Il y a peu de doute qu'un point de crise est atteint. Dans les prochains jours, nous sommes susceptibles de voir un désespoir croissant parmi les rangs des manifestants de Suthep et d'Abhisit ainsi que, malheureusement, plus de violence et de morts. Cependant, il sera également plus clair pour ceux qui s'opposent à la démocratie en Thaïlande que la stratégie de la tension électorale n'intimidera pas les électeurs thaïlandais ordinaires qui se sont avérés être infatigable dans leur désir d'exercer leurs droits démocratiques.

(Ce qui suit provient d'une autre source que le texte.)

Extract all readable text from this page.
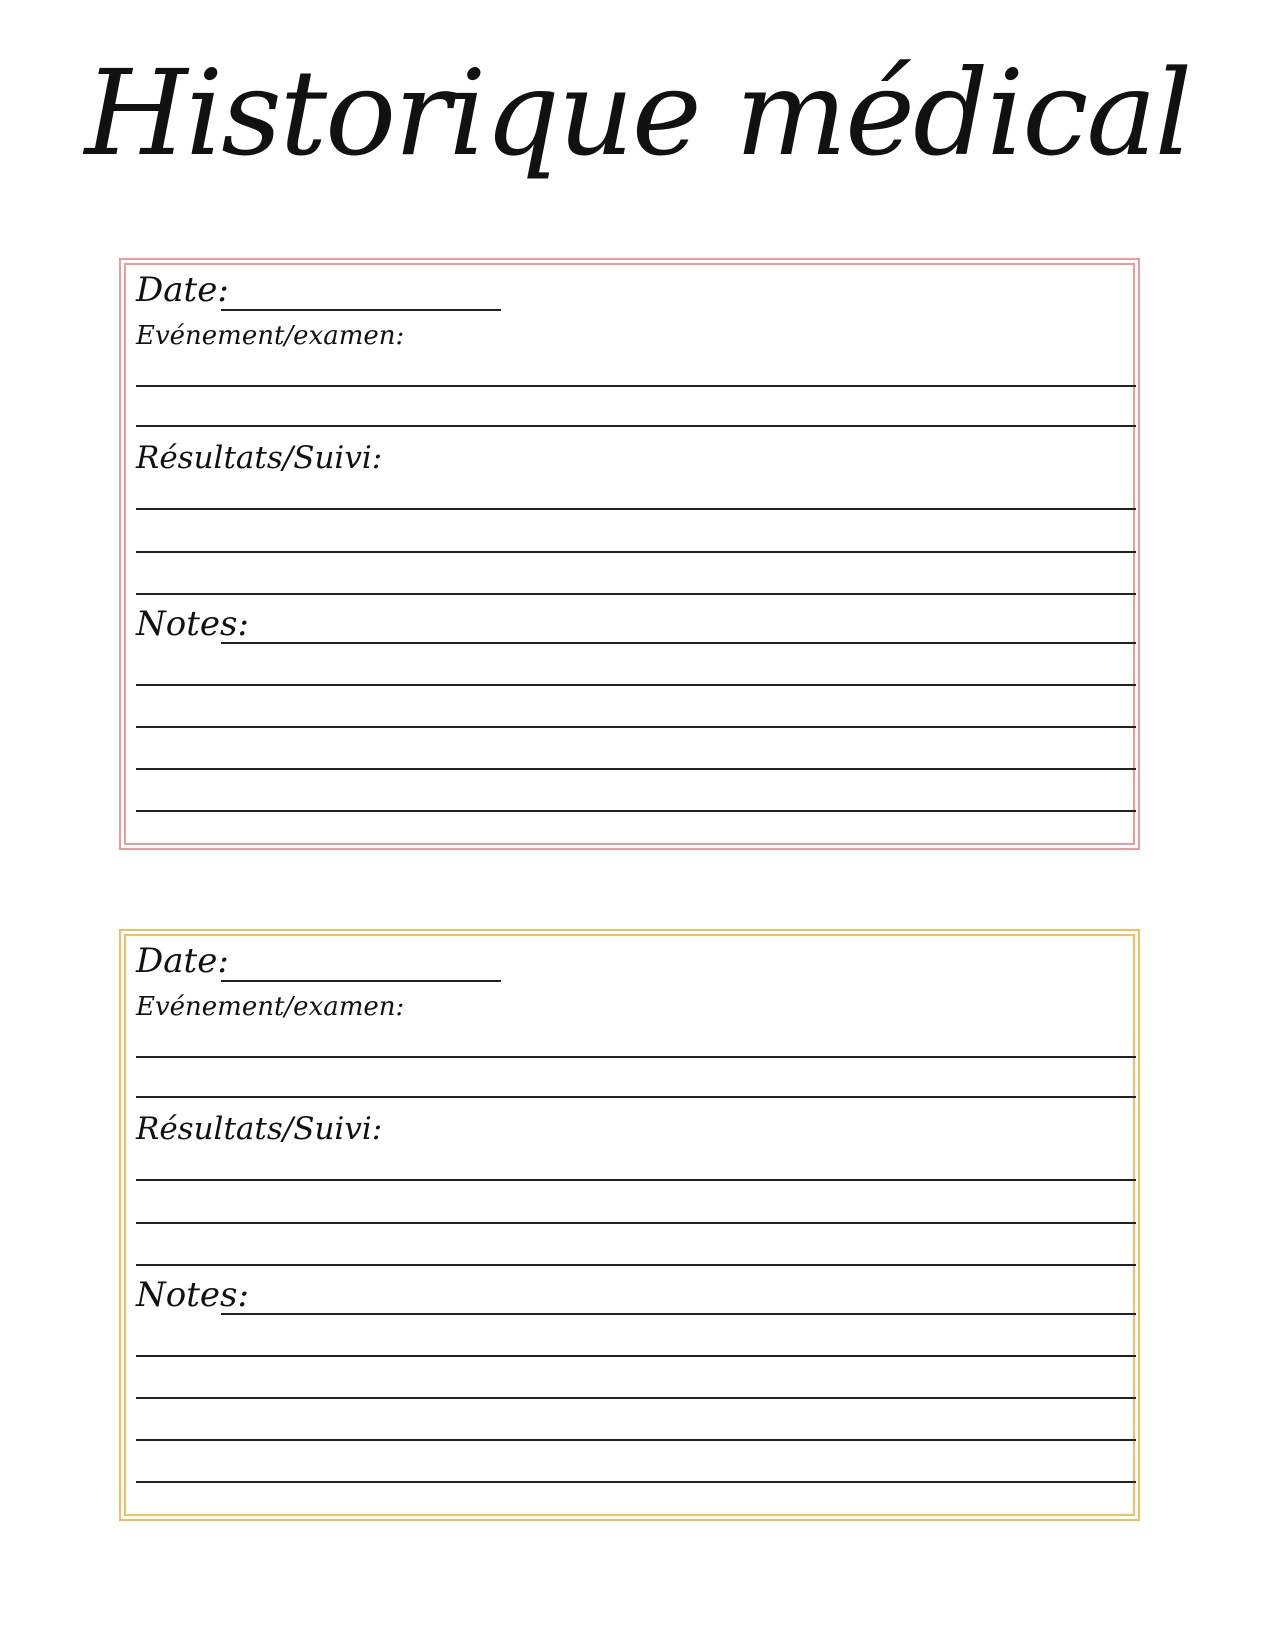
Historique médical
Date:
Evénement/examen:
Résultats/Suivi:
Notes:
Date:
Evénement/examen:
Résultats/Suivi:
Notes:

Photo ci-dessous: des Chemises rouges thaïlandais réclament le droit à la liberté d'expression

DSC09951 

Cela pourrait alors s'avérer le moment le plus dangereux. Le PDRC/Parti Démocrate et leurs alliés de l'établissement, de l'armée thaïlandaise et autres, ont de nombreuses personnes au sein de leurs rangs, y compris Abhisit et Suthep eux-mêmes, qui préfèrent la violence à grande échelle à une élection légitime.
Par conséquent, la prudence doit être de mise pour tous ceux qui se sont engagés dans la lutte pour une Thaïlande pacifique et démocratique. Il y aura probablement des provocations plus fortes du PDRC/Parti Démocrate dans les jours à venir. Elles mèneront à un point où les principes fondamentaux de la justice et de la démocratie seront encore plus testés et c'est à ce moment précis où ces principes fondamentaux devront également se révéler les plus forts.
L'histoire n'est pas du côté d'Abhisit et de Suthep. Ces derniers représentent le passé féodal agonisant de la Thaïlande et ne parviennent pas à comprendre qu’une nouvelle conscience civique a été réveillée parmi les citoyens thaïlandais et qu’elle ne pourra jamais disparaitre. Si l'engagement des Thaïlandais pour la démocratie reste fort, alors leur stratégie de tension électorale est vouée à un abject échec.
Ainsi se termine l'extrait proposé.